Bangladesh Safety Accord Is Too Binding for American Retailers
Rescue workers and volunteers remove clothing garments as they search for victims amongst the collapsed Rana Plaza building in Dhaka, Bangladesh, on April 26
Photograph by Jeff Holt/Bloomberg

It probably shouldn’t come as a surprise that none of the biggest American retailers signed a global accord to improve the safety of garment factories in Bangladesh. Wal-Mart Stores didn’t sign. Gap didn’t. J.C. Penney didn’t. These companies are concerned about preventing the fires and collapses that have killed more than 1,100 Bangladeshi workers in the past six months. But signing a legally binding agreement with built-in systems to resolve disputes that was created with labor unions? That’s too European.

Wal-Mart said yesterday (PDF): “While we agree with much of the proposal, the IndustriALL plan also introduces requirements, including governance and dispute resolution mechanisms, on supply chain matters that are appropriately left to retailers, suppliers, and government.” Instead, Wal-Mart will conduct, within the next six months, its own safety inspections of the 279 factories its contractors are authorized to use; will require “remediation as necessary;” and will make the results public.
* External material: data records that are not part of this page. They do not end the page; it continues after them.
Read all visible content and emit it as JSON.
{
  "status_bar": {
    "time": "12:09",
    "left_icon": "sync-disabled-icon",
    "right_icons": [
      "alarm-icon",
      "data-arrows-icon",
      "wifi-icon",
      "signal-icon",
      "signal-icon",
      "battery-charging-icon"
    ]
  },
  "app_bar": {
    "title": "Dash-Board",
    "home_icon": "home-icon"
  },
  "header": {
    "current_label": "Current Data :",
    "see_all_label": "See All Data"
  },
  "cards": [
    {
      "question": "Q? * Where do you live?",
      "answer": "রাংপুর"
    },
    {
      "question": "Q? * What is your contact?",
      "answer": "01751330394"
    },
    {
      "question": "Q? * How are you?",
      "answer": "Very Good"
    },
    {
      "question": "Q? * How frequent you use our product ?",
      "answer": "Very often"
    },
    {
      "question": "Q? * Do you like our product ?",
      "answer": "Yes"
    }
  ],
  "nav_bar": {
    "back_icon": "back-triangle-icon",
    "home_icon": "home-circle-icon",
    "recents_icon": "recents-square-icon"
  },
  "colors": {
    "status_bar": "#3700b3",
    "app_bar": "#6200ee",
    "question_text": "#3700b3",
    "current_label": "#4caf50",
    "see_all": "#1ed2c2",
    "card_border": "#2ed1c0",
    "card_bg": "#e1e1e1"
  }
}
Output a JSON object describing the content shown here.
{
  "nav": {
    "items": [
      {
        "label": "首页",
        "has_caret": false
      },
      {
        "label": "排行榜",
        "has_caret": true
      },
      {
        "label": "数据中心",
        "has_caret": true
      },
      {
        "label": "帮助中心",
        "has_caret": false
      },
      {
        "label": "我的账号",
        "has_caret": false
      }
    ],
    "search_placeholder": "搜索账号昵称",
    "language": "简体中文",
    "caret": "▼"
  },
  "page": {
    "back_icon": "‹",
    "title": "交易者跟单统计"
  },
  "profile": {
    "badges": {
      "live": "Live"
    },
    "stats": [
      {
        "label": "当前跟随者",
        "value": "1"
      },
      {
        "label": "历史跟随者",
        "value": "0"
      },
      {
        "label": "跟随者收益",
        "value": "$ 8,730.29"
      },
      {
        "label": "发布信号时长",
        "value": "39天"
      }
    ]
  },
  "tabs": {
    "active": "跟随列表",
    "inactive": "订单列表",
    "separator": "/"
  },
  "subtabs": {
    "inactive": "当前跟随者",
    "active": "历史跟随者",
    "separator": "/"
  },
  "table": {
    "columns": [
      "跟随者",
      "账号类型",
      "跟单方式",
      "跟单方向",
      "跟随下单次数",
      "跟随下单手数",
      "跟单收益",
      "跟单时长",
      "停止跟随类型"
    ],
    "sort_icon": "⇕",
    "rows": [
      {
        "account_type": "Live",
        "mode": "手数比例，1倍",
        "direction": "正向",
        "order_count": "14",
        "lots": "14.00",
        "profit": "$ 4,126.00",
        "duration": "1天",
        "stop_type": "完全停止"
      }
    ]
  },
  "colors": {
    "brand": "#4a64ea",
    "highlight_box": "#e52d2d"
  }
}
At the Gap, Debbie Mesloh, a company spokeswoman, said on May 13 that the company is “ready to sign on” pending a change to the provision regarding binding arbitration. And J.C. Penney is working on an alternative safety agreement with industry groups, spokeswoman Daphne Avila, told Bloomberg News on Tuesday. She declined to provide details.

One American company did join the program: PVH, which owns Tommy Hilfiger and Calvin Klein. PVH had been one of only two companies to agree to an earlier, less comprehensive deal. On Monday, the company announced on its website that it was signing the new accord and added: “PVH has invited industry partners to join it.” The company declined to comment further.